The fairly reliable practice of using Google to check one's spelling. Not only will Google usually suggest the correct spelling, but it will let you get an idea of how prevalent one's own misspelling is. This gives rise to the Google Common Use Index (GCUI), the ratio of appearances of a particular incorrect spelling versus the correct spelling.

Some examples:

  • handfull vs. handful: 26,500/901,000 = 2.9%
  • definitly vs definitely: 53,300/3,360,000 = 1.6%
  • irregardless vs. regardless: 17,200/3,410,000 = 0.5%
Be careful! It doesn't always work so well:
  • Georgia O'Keefe vs. Georgia O'Keeffe: 22,500/30,100 = 74.8%
  • supercede vs. supersede: 36,200/163,000 = 22.2% (Google will not suggest the correct spelling)

The GCU ratio has many potential uses, such as the following Chatterbox moment. Robinspoon suggested that spon might be more common (versus spoon) in Canada than other parts of the word. (Why this was proposed is fortunately irrelevant.) Using the versitile tool that is the GCUI, RS was found to be 'correct':

  • spon vs. spoon, globally: 77,900/752,000 = 10.35%
  • spon vs. spoon, in Canada: 1,480/12,500 = 11.84% ("site:*.ca" appended to query).

There is a certain irony here: Google is itself a misspelling of googol, a mathematical term for 10100 (one followed by 100 zeros). Thus, the string of 'o's at the bottom of the Google search results page. Google's GCUI is a whopping 24,720% — 3,090,000/12,500!

nodeshell rescue

Although its user interface has become a nightmare by comparison with Google's, it should be noted that you may be better off with AltaVista when the aim is more to check on term usage than to get a spellcheck suggestion per se. As AV ORs the search terms entered by default (whereas Google ANDs them as well as ignoring stopwords even in quoted strings), you can enter a range of variants of the proposed word in one easy operation, and, near the foot of the results page, you will find:

The number of words that match your search terms: on line banking 25017 ? online banking 600771

Nonetheless, the fact that Google's results page shows the term in context, as well as its rather larger database and access to file formats other than HTML, means that Google is still at present the better general tool for terminological research.
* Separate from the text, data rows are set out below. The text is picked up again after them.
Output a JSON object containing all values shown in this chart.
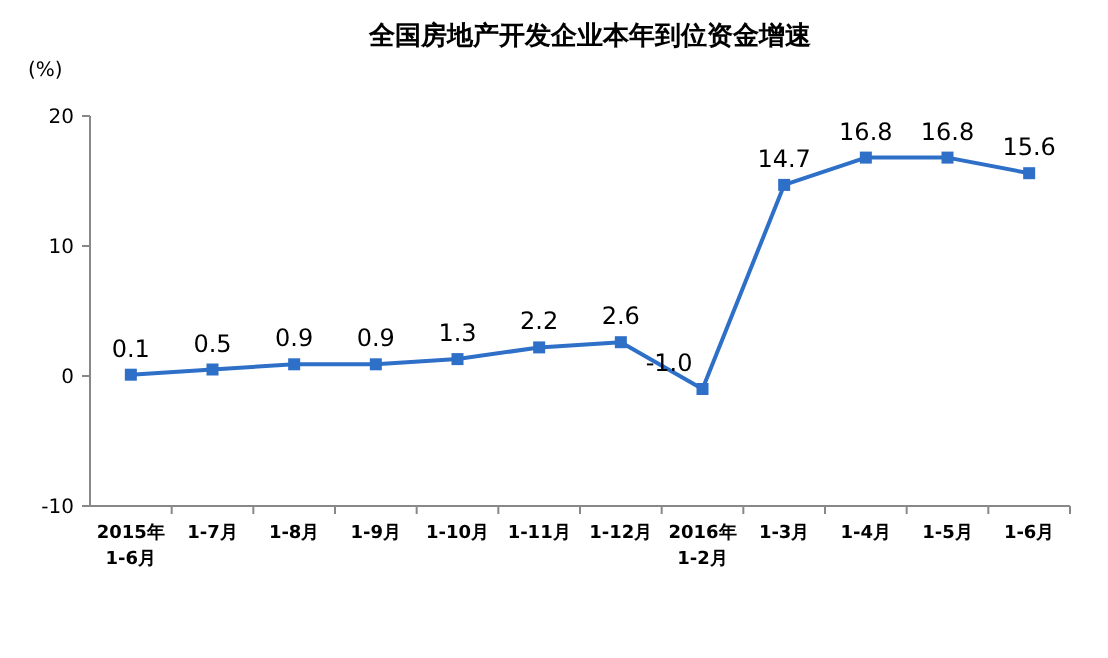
{
  "chart_data": {
    "type": "line",
    "title": "全国房地产开发企业本年到位资金增速",
    "ylabel": "(%)",
    "categories": [
      "2015年\n1-6月",
      "1-7月",
      "1-8月",
      "1-9月",
      "1-10月",
      "1-11月",
      "1-12月",
      "2016年\n1-2月",
      "1-3月",
      "1-4月",
      "1-5月",
      "1-6月"
    ],
    "series": [
      {
        "color": "#2e6fc8",
        "values": [
          0.1,
          0.5,
          0.9,
          0.9,
          1.3,
          2.2,
          2.6,
          -1.0,
          14.7,
          16.8,
          16.8,
          15.6
        ],
        "value_labels": [
          "0.1",
          "0.5",
          "0.9",
          "0.9",
          "1.3",
          "2.2",
          "2.6",
          "-1.0",
          "14.7",
          "16.8",
          "16.8",
          "15.6"
        ]
      }
    ],
    "ylim": [
      -10,
      20
    ],
    "yticks": [
      -10,
      0,
      10,
      20
    ],
    "marker": "square",
    "line_style": "solid",
    "grid": false
  }
}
In both Google and Alta Vista, searches can be restricted by domain: in AV use domain:.uk for Britspeak; to restrict your hits to American English the best bet is to use site:.edu (Google) or domain:.edu (AV) since the (unlike .com or .net) the use of the .edu top level domain is generally restricted to the USA (I guess that .mil would also work - depends on your subject area, I guess); however note that in this case AV's usage figures are the total number of hits from all domains, not just the one you asked for.


koreykruse points out that Google offers sundry boolean alternatives under "advanced search"; it does indeed, but (a) it doesn't handle quotes very well which makes it unusable for different versions of multi-word terms and (b) it doesn't break down the number of hits for each alternative, just gives you a total. gn0sis observes, meanwhile that the AV interface is less messy and lower bandwidth if you go via the text-only interface available variously via:

  • http://www.altavista.com/sites/search/text
  • http://www.raging.com
  • http://www.ragingsearch.com

(Raging was originally a short-lived Google-look-and-feel interface to the same AltaVista database but has now been redirected to the old AV text interface).